Wealthy couples going through a divorce in Illinois often have a conundrum that those with fewer assets don’t face, namely, how to equitably divide assets in a business that both spouses own. Many of the issues involved can become contentious requiring careful consideration before making a final decision.
Transferring ownership is a key issue
Couples involved in a high asset divorce are rarely able to work together once they decide to split. Even co-ownership can lead to conflicts, which is why one spouse will generally transfer ownership interest to the other.

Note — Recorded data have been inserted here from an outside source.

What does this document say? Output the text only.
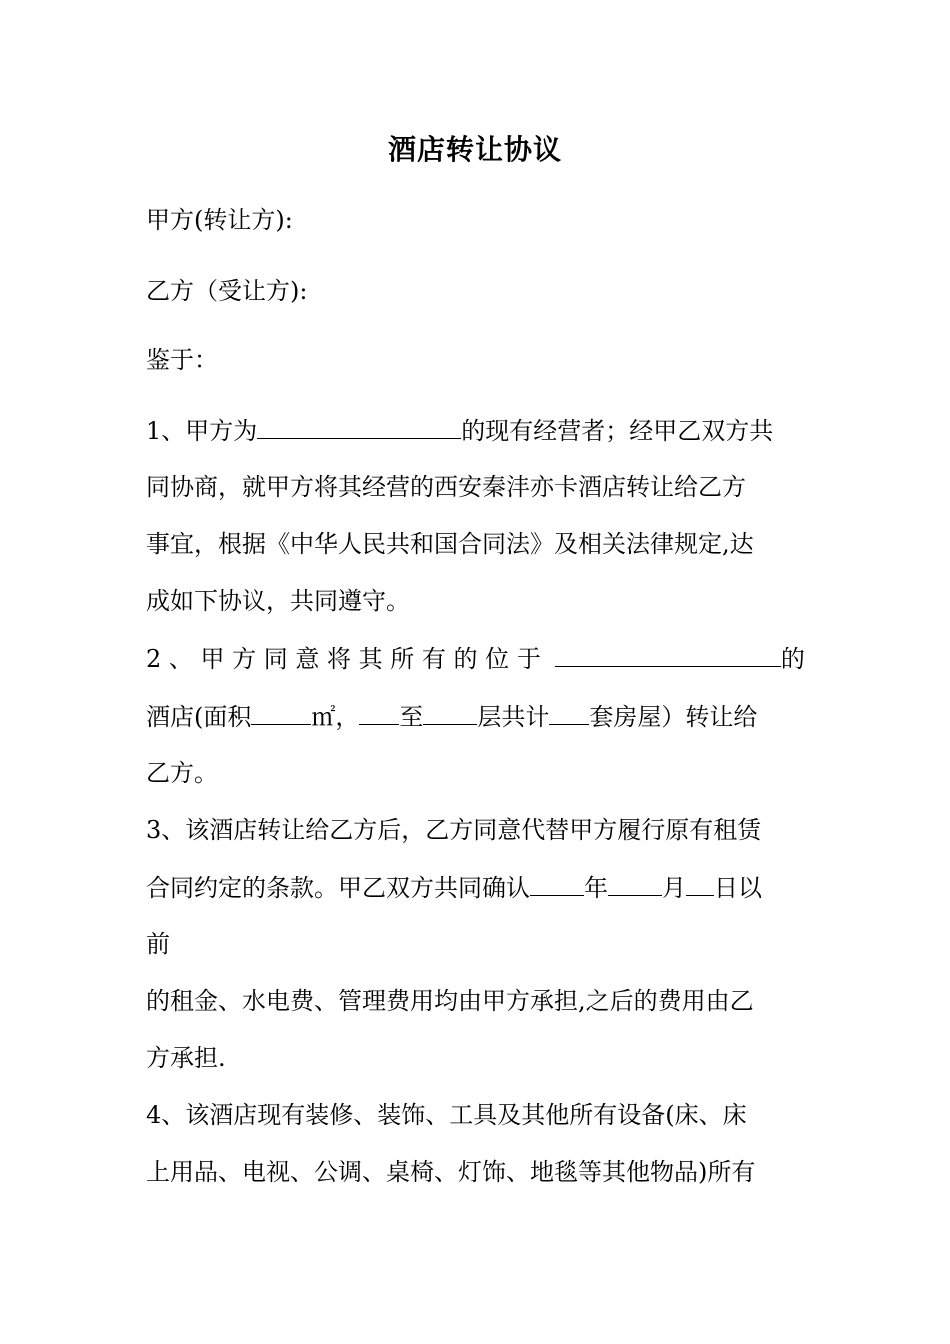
酒店转让协议
甲方(转让方):
乙方（受让方):
鉴于：
1、甲方为	的现有经营者；经甲乙双方共
同协商，就甲方将其经营的西安秦沣亦卡酒店转让给乙方
事宜，根据《中华人民共和国合同法》及相关法律规定,达
成如下协议，共同遵守。
2 、 甲 方 同 意 将 其 所 有 的 位 于	的
酒店(面积	㎡， 至 层共计 套房屋）转让给
乙方。
3、该酒店转让给乙方后，乙方同意代替甲方履行原有租赁
合同约定的条款。甲乙双方共同确认 年 月 日以
前
的租金、水电费、管理费用均由甲方承担,之后的费用由乙
方承担.
4、该酒店现有装修、装饰、工具及其他所有设备(床、床
上用品、电视、公调、桌椅、灯饰、地毯等其他物品)所有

When doing so, you should be aware of several points:
- The spouse receiving the ownership interest must provide a release of claims from the business.
- The spouse transferring the interest should seek indemnity from the business for future claims made by third-party creditors or others after the divorce is finalized.
- Within a year of the divorce, the company may issue a K-1 tax document to the transferor that indicates that no phantom income was involved in the transfer.
- The spouse receiving the interest should ensure that all rights, titles and interests are transferred and that no holdbacks have occurred.
In some cases, the business may have little liquidity. When this situation occurs, the spouse transferring the assets may need to be creative and pay off the receiving souse over several years to equitably distribute the assets.
Other issues involving co-owned businesses
Complex asset division is common when company ownership is involved. Relinquishing a portion of your assets in the business, even if you aren’t involved in operations, gives you a seat in the boardroom, so to speak. Your divorce documents must be drafted carefully to ensure legality.
In other situations, both spouses may want to continue working. You’ll also require skilled negotiation to protect your interests.